The savings will come from procurement ($1.3 billion), operating expenses ($1.3 billion) and facilities ($300 million), leaving $1.1 billion to come from other as yet unidentified sources. The company has already announced plans to shed six plants and several smaller facilities. Pfizer wants to cut by 25% the number of worldwide plants, and the reduction will continue for three more years.
Pfizer executives indicated that efforts to reorganize and restructure will cost some jobs, but they declined to provide specific numbers. McKinnell said Pfizer will tell employees before it tells Wall Street.
The company reiterated that it was looking to improve productivity by "redesigning" the U.S. sales force "to respond to changing market dynamics." In April, Pfizer predicted "some modest reduction" in total employment. Pfizer has 115,000 employees worldwide, and has said any cuts in its 38,000-member sales staff would be achieved through attrition.
On Wednesday, Pfizer said it will reorganize its research and development activities to "reduce costs, speed decision-making and concentrate resources" on projects with the best chances of success.
The changes in R&D, sales force deployment, plant operations and information technology consolidation "will help Pfizer operate more efficiently and effectively," said Karen Katen, a vice chairman. "Unfortunately, some of these organizational changes will result in job reductions ... . We will do everything we can to help affected colleagues during the transition."
Human health care revenue fell 1% to $10.64 billion, while consumer health care revenue rose 12% to $969 million and animal health care fell 19% to $578 million, Pfizer said.
The company's second quarter was driven by 21% year-over-year revenue growth of cholesterol treatment Lipitor to $2.86 billion and a 12% jump in hypertension drug Norvasc to $1.16 billion. Both drugs performed better in the U.S., and Norvasc has lost patent protection in much of Europe.
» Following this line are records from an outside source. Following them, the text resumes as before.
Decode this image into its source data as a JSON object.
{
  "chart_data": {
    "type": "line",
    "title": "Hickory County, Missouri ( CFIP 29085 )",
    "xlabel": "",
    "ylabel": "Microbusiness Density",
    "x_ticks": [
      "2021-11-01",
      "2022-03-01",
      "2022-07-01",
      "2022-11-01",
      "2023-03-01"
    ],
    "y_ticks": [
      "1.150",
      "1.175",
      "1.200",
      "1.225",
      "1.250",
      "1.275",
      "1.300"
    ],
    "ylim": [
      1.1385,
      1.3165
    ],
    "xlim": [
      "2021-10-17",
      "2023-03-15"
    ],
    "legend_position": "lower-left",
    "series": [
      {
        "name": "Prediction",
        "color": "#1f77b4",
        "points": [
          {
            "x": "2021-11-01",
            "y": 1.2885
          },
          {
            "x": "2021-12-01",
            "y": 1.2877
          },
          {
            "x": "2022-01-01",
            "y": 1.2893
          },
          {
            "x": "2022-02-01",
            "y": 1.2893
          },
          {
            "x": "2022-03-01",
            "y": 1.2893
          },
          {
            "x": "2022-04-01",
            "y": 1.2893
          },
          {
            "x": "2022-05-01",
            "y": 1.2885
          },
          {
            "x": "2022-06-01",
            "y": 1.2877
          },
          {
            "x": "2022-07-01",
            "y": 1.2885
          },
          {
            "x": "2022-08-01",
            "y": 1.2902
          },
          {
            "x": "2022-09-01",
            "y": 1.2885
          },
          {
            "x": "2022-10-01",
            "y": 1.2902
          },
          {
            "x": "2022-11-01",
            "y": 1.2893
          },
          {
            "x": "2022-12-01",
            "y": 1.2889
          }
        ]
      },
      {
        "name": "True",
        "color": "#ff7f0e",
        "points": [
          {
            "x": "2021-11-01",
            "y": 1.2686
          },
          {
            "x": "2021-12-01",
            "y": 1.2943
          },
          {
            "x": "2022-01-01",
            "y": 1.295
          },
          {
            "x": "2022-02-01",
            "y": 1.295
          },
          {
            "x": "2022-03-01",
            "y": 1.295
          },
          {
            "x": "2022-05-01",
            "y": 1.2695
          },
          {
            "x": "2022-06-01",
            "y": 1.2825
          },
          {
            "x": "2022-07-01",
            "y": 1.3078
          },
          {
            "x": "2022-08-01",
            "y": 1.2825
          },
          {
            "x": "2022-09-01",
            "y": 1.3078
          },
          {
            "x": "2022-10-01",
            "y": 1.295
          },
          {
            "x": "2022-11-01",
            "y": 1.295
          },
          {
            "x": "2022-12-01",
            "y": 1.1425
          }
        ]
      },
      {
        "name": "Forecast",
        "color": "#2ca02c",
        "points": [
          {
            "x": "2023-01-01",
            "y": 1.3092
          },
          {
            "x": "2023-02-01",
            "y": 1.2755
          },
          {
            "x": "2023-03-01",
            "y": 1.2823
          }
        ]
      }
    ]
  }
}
Revenue for depression treatment Zoloft rose 1% to $796 million, while Viagra revenue rose 1% to $391 million. Viagra's U.S. sales dropped 13%, but foreign sales were up 16%.
Sales of Celebrex dropped 45% to $401 million, but Pfizer saw some good news. Among new prescriptions for arthritis drugs in the U.S., Celebrex's market share has gone from 7.4% in mid-February to 10.6% in early July.
The gains have been aided in part by switches from fellow COX-2 inhibitor drug Bextra, which
Pfizer pulled from the market in April following a request by the Food and Drug Administration. The FDA says Bextra's risks outweigh its benefits. Pfizer disputes the agency's opinion and has been meeting with FDA officials and foreign regulators to determine under what circumstances Bextra might return to the market.
Pfizer is still negotiating with the FDA on changing the wording on the Celebrex label to reflect the agency's concerns about the possible cardiovascular risks of COX-2 inhibitors and other pain relievers. Katen said she expects the new label to be approved "very soon." When that happens, Pfizer's sales force will begin promoting the product again.
Generic competition caused major hits to several drugs, including the epilepsy medication Neurontin, whose sales fell 79% to $161 million and the antifungal Diflucan, whose sales sank 55% to $129 million.